Roasted Tomato Soup

I’m not sure there’s a better combo that exists than Roasted Tomato Soup and a Grilled Cheese with Gruyere on Sourdough.  I make this Roasted Tomato Soup all year long.  Even though tomatoes are at their height of ripeness during the summer, this method of slow roasting them will bring out natural sweetness even when they’re not at their peak.

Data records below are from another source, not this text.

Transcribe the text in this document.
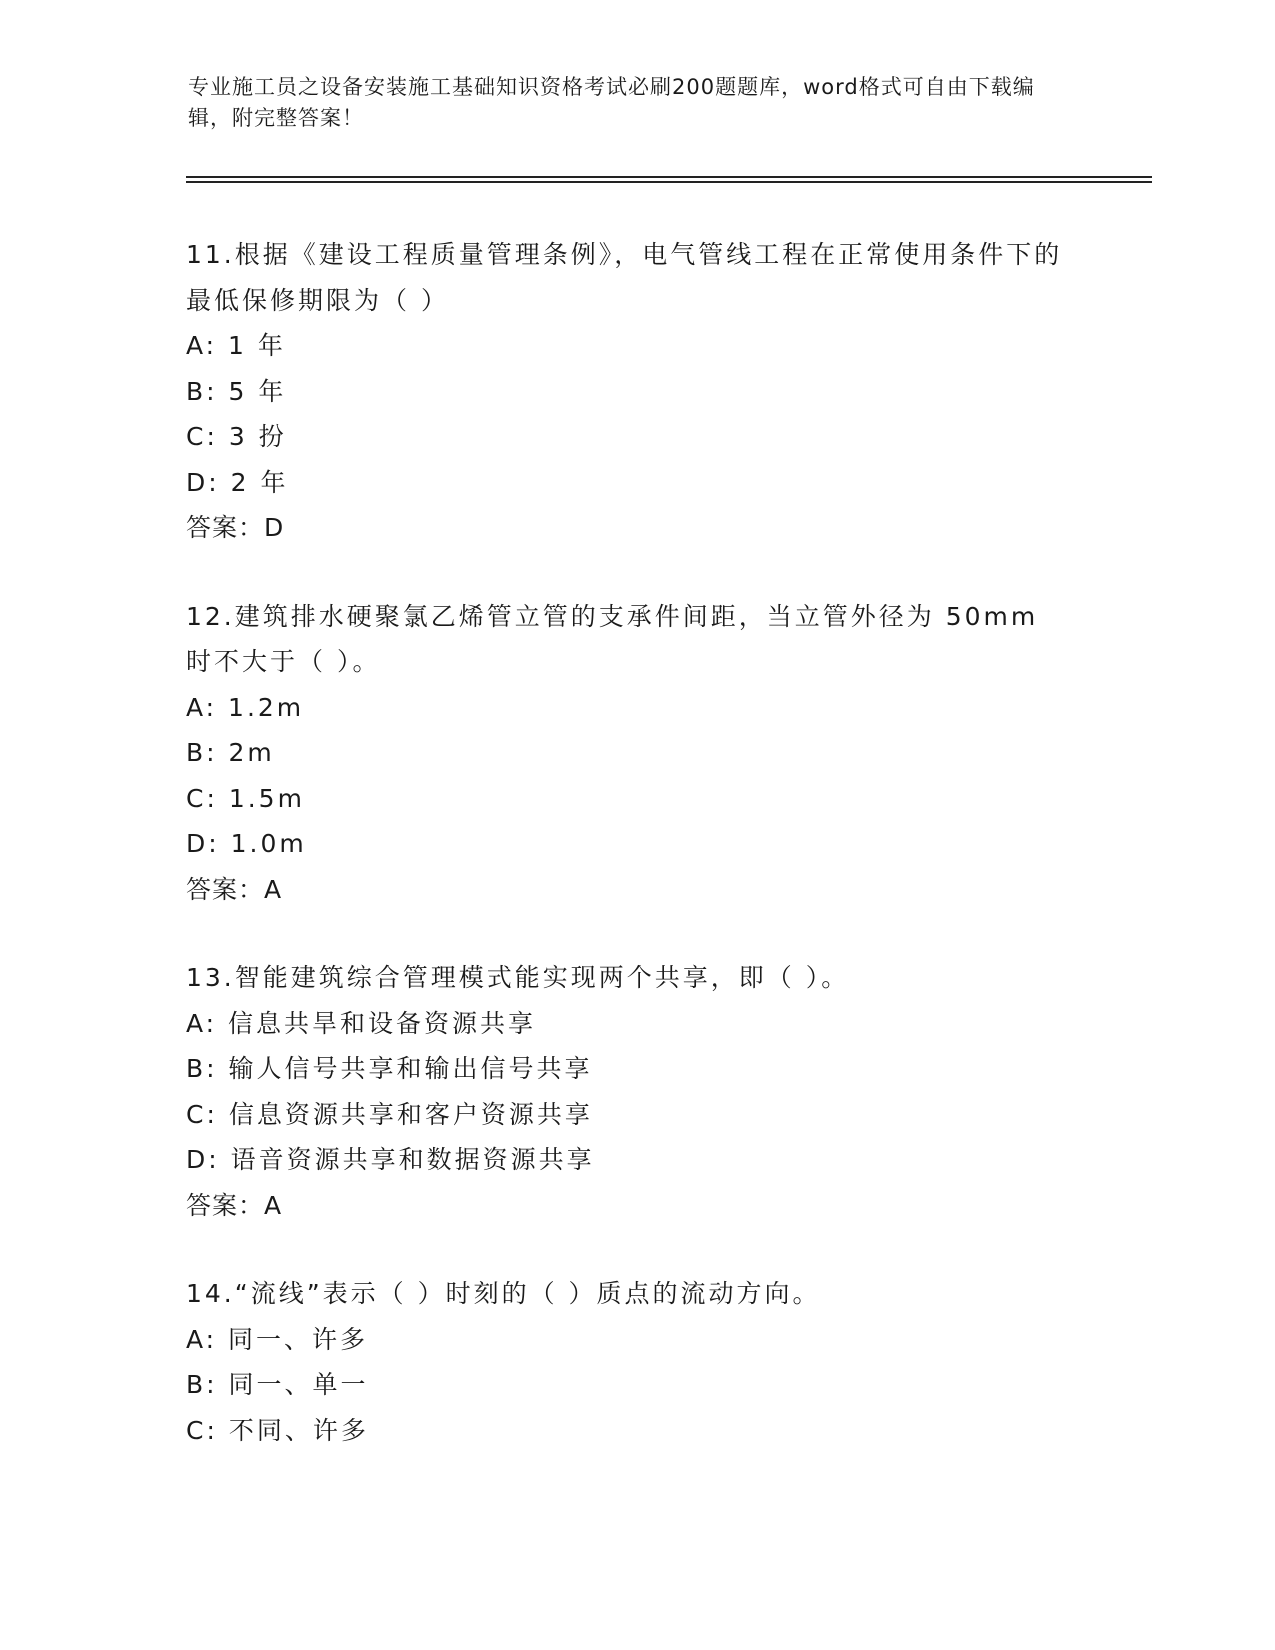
专业施工员之设备安装施工基础知识资格考试必刷200题题库，word格式可自由下载编辑，附完整答案！
11.根据《建设工程质量管理条例》，电气管线工程在正常使用条件下的最低保修期限为（ ）
A: 1 年
B: 5 年
C: 3 扮
D: 2 年
答案：D
12.建筑排水硬聚氯乙烯管立管的支承件间距，当立管外径为 50mm 时不大于（ ）。
A: 1.2m
B: 2m
C: 1.5m
D: 1.0m
答案：A
13.智能建筑综合管理模式能实现两个共享，即（ ）。
A: 信息共旱和设备资源共享
B: 输人信号共享和输出信号共享
C: 信息资源共享和客户资源共享
D: 语音资源共享和数据资源共享
答案：A
14.“流线”表示（ ）时刻的（ ）质点的流动方向。
A: 同一、许多
B: 同一、单一
C: 不同、许多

 Another option is to make a big batch or two and freeze it for the winter months when there aren’t any great tomatoes in sight.  This recipe is super simple and the result produces such a depth of flavor, it is completely satisfying.  Similar to my Roasted Butternut Squash and Ginger Carrot recipe, it is so rich you would swear it has cream added, but it doesn’t.  Of course, you can’t forget to pair it with a grilled Gruyere cheese on sourdough to dunk…now you’ve taken it out of this world!



Roasted Tomato Soup

Healthy, rich and satisfying, this Roasted Tomato Soup has no cream added.
Prep Time 10 mins
Cook Time 2 hrs
Total Time 4 hrs 10 mins
Course Soup
Cuisine American
Servings 8 people


  • 12 Roma Tomatoes
  • 2 Tablespoons EVOO
  • Kosher Salt
  • pepper
  • 1 Head Garlic Cut in half cross-wise
  • 1 Yellow Onion sliced in chunks, skin on
  • 1 Tablespoon Herbs de Provence dried
  • 3 Cups Chicken Stock
  • 2 Tablespoons Fresh Basil julienned


  • Preheat oven to 275F. Slice tomatoes lengthwise, toss in a bowl with EVOO, onion quarters (skin on) and garlic head halves (in tact), salt and pepper. Place in a single layer face down on a baking sheet lined with parchment paper.
  • Roast at 275F for one hour. Remove from the oven and let them cool slightly, leave the oven on.
  • Remove the skins from the tomatoes and flip the tomatoes, onions and garlic over. Drizzle again with EVOO, salt and pepper and sprinkle with Herbs de Provence. Place back in the oven and continue to roast at 275F for another hour.
  • Remove from the oven, scoop tomatoes, onions (remove peels) and garlic (remove from skins), chicken stock and pan juices to a large pot or dutch oven and simmer for 10 minutes. Blend with an immersion blender (or transfer to a blender as an alternative) on high until completely smooth. Add salt and pepper to taste, top with julienned fresh basil.